[SPARK-26111][ML][WIP] Support F-value between label/feature for continuous distribution feature selection by huaxingao · Pull Request #27322 · apache/spark

huaxingao · 2020-01-22T18:37:48Z

What changes were proposed in this pull request?

Add FValue selection for continuous distribution features.

Why are the changes needed?

Current Spark only supports the selection of categorical features, while there are many requirements for the selection of continuous distribution features.

ANOVA F-value is one way to select features from the continuous distribution and it's important to support it in spark.

Does this PR introduce any user-facing change?

Yes

How was this patch tested?

Add unit tests

…inuous distribution feature selection

huaxingao · 2020-01-22T19:00:09Z

@srowen
Hi Sean, I am thinking of adding selector for continuous distribution features. I want to ask your opinion before I go any further. I will also ask Ruifeng after Chinese New Year holiday. I bet he is on vacation so don't want to ping him now.

Currently, Spark only supports selection of categorical features (ChiSqSelector). I am thinking of adding two new selectors for continuous distribution features:

FValueRegressionSelector for continuous features and continuous labels.
FValueClassificationSelector for continuous features and categorical labels.

Currently, this WIP PR only has FValueRegressionSelector implemented. FValueClassificationSelector is very similar. The calculation for classification f value is a little more complicated. I wrote the pseudo code here along with an example:

  // pseudo code:
  // for each feature:
  //     separate feature values into array of arrays by label (call it arr)
  //       e.g. if feature is [3.3, 2.5, 1.0, 3.0, 2.0] and labels are [1, 2, 1, 3, 3]
  //       then output should be arr = [[3.3, 1.0], [2.5], [3.0, 2.0]]
  //     n_classes = len(arr) (num. of distinct label categories)
  //     n_samples_per_class = [len(a) for a in arr]
  //     n_samples = sum(n_samples_per_class)    (= num. of rows in feature column)
  //       e.g. in above example, n_classes = 3, n_samples_per_class = [2, 1, 2], n_samples = 5
  //     ss_all = sum of squares of all in feature (e.g. 3.3^2+2.5^2+1.0^2+3.0^2+2.0^2)
  //     sq_sum_all = square of sum of all data (e.g. (3.3+2.5+1.0+3.0+2.0)^2)
  //     sq_sum_classes = [sum(a) ** 2 for a in arr]  (e.g. [(3.3+1.0)^2, 2.5^2, (3.0+2.0)^2]
  //     sstot = ss_all - (sq_sum_all / n_samples)
  //     ssbn = sum( sq_sum_classes[k] / n_samples_per_class[k] for k in range(n_classes)) - (sq_sum_all / n_samples)
  //       e.g. ((3.3+1.0)^2 / 2 + 2.5^2 / 1 + (3.0+2.0)^2 / 2) - sq_sum_all / 5
  //     sswn = sstot - ssbn
  //     dfbn = n_classes - 1
  //     dfwn = n_samples - n_classes
  //     msb = ssbn / dfbn
  //     msw = sswn / dfwn
  //     f = msb / msw
  //     pvalue = 1 - FDistribution(dfbn, dfwn).cdf(f)

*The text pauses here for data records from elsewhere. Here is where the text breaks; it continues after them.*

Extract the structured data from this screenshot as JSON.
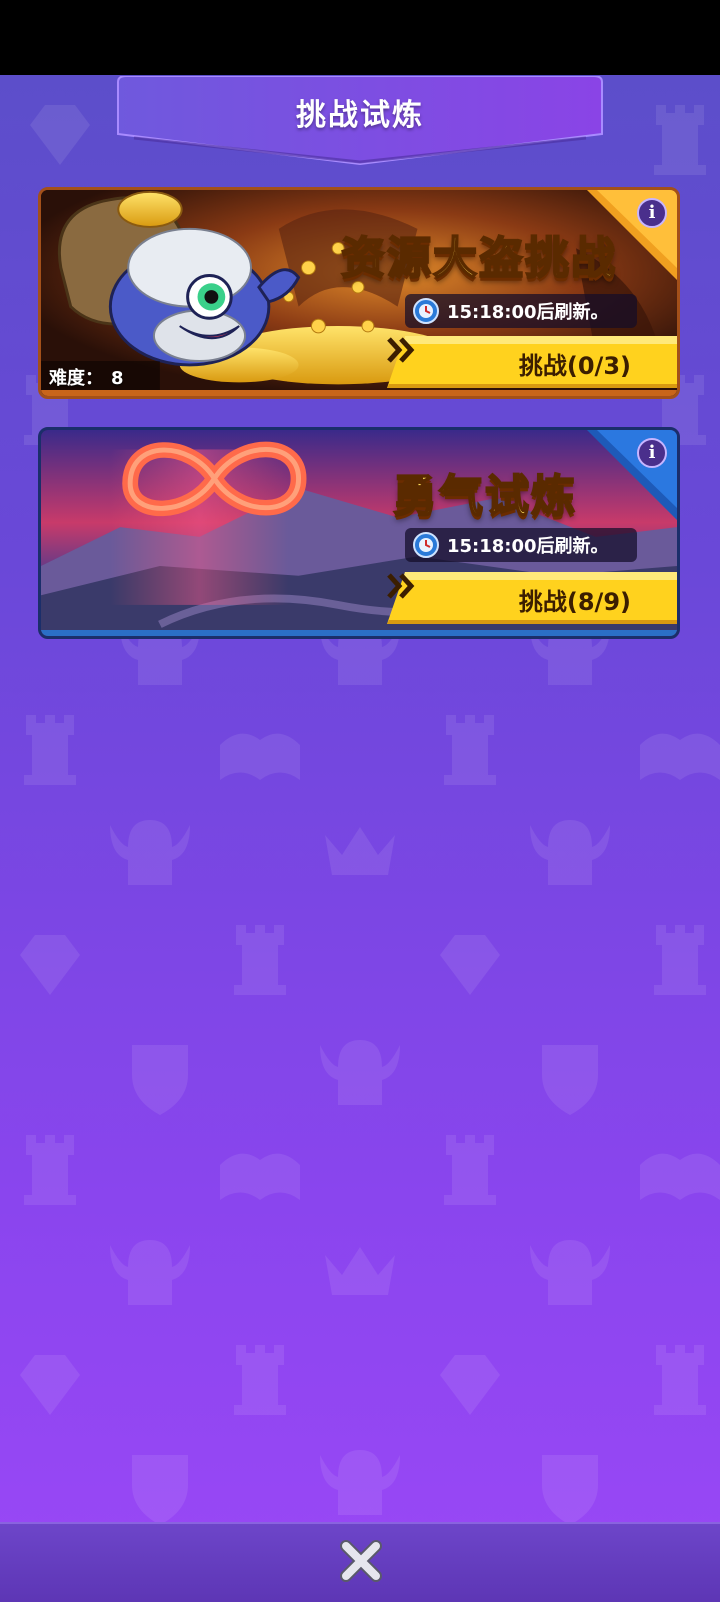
{
  "header": {
    "title": "挑战试炼"
  },
  "cards": [
    {
      "title": "资源大盗挑战",
      "timer": "15:18:00后刷新。",
      "challenge_label": "挑战(0/3)",
      "difficulty_label": "难度：",
      "difficulty_value": "8",
      "info_icon": "i",
      "accent": "#f0a020"
    },
    {
      "title": "勇气试炼",
      "timer": "15:18:00后刷新。",
      "challenge_label": "挑战(8/9)",
      "info_icon": "i",
      "accent": "#2b6fc6"
    }
  ],
  "footer": {
    "close_icon": "close-icon"
  },
  "colors": {
    "background": "#7a46e6",
    "button_yellow": "#ffd21e"
  }
}
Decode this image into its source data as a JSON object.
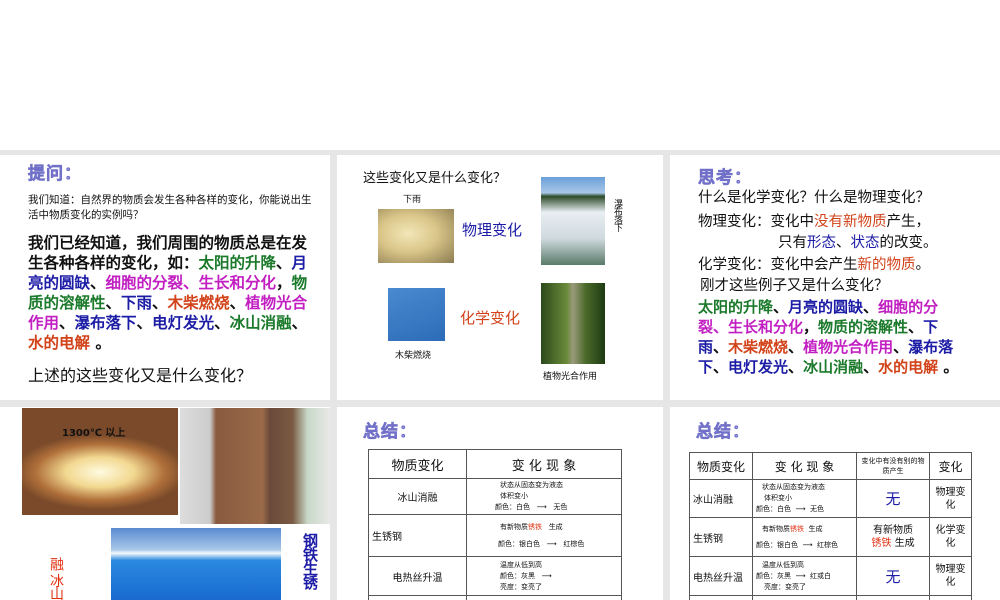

sklean has both f_regression and f_classif. Here are the links:
https://scikit-learn.org/stable/modules/generated/sklearn.feature_selection.f_regression.html#sklearn.feature_selection.f_regression
https://scikit-learn.org/stable/modules/generated/sklearn.feature_selection.f_classif.html#sklearn.feature_selection.f_classif

srowen · 2020-01-22T19:01:46Z

I think it's fairly reasonable, yeah. F-value is pretty standard and not hard to compute.

SparkQA · 2020-01-22T19:51:00Z

Test build #117248 has finished for PR 27322 at commit fd2a25f.

This patch passes all tests.
This patch merges cleanly.
This patch adds the following public classes (experimental):
final class FRegressionSelector @Since(\"3.1.0\") (@Since(\"3.1.0\") override val uid: String)
class FRegressionSelectorModelWriter(instance: FRegressionSelectorModel) extends MLWriter
case class FRegressionTestResult(

zhengruifeng · 2020-02-01T06:22:28Z

mllib/src/main/scala/org/apache/spark/ml/feature/FRegressionSelector.scala

+ */
+@Since("3.1.0")
+final class FRegressionSelectorModel private[ml] (
+    @Since("3.1.0") override val uid: String,


I found that f_regression in scikit-learn will return both arrays of F-values and P-values, can we also add them to FRegressionSelectorModel?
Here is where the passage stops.